Our review also had several limitations. Substantial heterogeneity was observed between the included studies. This probably reflects the diversity in the study settings, patient populations and interventions involved. However, the effect estimates from every study in a tuberculosis-endemic setting that we included in our meta-analysis indicated that decentralized care was better – at least in terms of the probability of treatment success – than centralized care. The only study included from a low-prevalence country – i.e. the United States – indicated the opposite: that the probability of treatment success was lower with decentralized care than with centralized.
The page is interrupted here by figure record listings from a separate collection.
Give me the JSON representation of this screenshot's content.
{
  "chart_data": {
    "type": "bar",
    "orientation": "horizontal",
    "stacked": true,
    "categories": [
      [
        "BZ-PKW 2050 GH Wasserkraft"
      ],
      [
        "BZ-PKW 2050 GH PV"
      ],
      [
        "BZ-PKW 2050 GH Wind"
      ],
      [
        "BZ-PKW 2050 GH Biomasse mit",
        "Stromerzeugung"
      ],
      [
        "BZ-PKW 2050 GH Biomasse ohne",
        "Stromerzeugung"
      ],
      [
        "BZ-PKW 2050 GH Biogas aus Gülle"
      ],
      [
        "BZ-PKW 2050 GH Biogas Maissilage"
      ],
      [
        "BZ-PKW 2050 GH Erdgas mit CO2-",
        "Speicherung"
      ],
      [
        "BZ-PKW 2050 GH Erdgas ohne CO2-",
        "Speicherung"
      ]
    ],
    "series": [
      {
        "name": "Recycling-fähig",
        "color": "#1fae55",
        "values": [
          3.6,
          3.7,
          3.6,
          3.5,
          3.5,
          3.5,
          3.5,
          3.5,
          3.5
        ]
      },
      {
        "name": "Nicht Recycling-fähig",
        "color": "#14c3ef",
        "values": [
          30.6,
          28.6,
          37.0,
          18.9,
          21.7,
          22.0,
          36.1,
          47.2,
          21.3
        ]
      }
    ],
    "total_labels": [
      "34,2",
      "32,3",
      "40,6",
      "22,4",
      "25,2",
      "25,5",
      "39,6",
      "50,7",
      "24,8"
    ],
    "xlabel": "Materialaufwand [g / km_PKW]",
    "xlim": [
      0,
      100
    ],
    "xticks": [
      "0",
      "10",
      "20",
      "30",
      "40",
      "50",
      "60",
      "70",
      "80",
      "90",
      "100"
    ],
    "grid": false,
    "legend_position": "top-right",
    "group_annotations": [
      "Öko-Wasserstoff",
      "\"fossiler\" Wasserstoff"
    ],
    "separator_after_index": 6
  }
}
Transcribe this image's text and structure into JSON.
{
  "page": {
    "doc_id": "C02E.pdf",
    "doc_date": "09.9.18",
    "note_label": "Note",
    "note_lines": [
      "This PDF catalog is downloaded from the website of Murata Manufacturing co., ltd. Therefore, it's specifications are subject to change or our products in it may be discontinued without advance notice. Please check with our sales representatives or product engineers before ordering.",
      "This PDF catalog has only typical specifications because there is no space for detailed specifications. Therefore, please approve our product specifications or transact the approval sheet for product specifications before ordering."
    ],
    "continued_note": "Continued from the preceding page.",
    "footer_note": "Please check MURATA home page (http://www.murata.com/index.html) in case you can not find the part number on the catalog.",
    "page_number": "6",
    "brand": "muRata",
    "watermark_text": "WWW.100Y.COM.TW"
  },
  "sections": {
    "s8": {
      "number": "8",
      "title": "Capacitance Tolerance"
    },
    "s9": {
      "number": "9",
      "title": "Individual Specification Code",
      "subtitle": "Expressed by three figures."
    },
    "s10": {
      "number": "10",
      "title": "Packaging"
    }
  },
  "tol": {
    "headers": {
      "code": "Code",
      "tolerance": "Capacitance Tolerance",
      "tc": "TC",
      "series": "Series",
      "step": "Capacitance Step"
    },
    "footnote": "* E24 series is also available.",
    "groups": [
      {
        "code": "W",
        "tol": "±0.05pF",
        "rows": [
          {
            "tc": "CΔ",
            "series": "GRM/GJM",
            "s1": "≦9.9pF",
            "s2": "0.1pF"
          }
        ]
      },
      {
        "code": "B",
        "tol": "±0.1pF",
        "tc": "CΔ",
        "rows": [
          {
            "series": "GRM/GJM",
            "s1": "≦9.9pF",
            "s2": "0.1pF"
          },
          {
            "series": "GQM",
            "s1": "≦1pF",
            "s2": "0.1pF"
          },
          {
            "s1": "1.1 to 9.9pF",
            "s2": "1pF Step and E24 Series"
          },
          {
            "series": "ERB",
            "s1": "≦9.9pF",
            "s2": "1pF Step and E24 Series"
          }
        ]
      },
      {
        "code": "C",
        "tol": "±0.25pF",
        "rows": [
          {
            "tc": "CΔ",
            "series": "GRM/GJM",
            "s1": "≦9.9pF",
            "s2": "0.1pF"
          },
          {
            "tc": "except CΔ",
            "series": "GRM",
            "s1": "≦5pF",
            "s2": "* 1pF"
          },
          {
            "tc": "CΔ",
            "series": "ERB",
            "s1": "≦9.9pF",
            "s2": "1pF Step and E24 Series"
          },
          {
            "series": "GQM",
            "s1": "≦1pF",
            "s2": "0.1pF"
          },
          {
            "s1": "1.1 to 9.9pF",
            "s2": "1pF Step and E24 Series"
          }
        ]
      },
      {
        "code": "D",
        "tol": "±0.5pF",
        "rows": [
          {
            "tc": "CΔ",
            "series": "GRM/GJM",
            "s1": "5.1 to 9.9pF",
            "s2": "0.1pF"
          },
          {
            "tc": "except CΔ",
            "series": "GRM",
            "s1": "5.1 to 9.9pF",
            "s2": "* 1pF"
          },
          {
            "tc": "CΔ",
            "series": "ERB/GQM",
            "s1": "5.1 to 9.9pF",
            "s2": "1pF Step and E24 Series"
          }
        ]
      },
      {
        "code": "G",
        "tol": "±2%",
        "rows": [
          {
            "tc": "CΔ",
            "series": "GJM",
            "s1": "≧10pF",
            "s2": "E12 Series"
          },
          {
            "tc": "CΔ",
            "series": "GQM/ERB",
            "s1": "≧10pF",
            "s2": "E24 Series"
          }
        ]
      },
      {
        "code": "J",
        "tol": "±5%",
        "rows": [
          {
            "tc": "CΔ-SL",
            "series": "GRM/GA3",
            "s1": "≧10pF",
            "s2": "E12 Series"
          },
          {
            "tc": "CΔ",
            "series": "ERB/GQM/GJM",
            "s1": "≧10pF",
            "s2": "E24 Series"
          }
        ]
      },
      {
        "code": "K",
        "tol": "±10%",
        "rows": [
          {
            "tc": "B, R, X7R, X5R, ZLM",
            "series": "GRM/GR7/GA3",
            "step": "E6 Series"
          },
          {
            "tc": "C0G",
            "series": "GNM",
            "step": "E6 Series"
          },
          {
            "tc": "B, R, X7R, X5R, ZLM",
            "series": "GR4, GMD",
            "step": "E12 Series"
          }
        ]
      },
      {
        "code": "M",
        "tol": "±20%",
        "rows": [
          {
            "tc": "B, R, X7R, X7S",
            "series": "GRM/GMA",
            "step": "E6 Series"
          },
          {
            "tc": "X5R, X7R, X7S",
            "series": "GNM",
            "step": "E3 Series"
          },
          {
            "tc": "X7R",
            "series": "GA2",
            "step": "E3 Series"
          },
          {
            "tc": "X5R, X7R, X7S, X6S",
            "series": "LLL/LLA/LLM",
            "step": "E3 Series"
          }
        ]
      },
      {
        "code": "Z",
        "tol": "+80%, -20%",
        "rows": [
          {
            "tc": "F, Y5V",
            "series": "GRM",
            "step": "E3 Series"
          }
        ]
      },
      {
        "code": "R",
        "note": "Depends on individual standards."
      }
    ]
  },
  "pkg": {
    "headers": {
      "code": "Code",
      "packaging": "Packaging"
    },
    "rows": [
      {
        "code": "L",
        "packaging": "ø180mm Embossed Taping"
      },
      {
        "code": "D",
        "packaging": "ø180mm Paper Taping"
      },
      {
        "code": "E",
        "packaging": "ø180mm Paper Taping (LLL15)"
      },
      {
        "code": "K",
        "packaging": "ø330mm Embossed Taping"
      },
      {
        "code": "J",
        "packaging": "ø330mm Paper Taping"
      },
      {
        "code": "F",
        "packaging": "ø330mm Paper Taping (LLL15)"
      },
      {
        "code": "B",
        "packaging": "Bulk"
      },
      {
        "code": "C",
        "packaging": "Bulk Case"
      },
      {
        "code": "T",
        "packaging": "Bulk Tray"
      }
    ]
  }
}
Given the absence of randomized controlled trials, the frequent use of historical controls and the large level of heterogeneity between the studies, it is perhaps not surprising that we found that the overall quality of the studies we used to estimate RRs was categorized as low. This low quality places some limitations on the precision and generalizability of the results of our meta-analysis and underpins the importance of further research into the benefits of decentralized care for MDR tuberculosis in different settings. In countries where tuberculosis is endemic and national programmes increasingly adopt decentralized approaches for managing patients with MDR tuberculosis, the programmes’ interventions and outcomes need to be carefully and thoroughly reported. For future research in this field, before-and-after studies or pragmatic randomized studies – e.g. stepped-wedge cluster randomized studies – may be good choices. Well-designed operational research may enable programmes to evaluate the effectiveness of alternative approaches, in their local settings, accurately.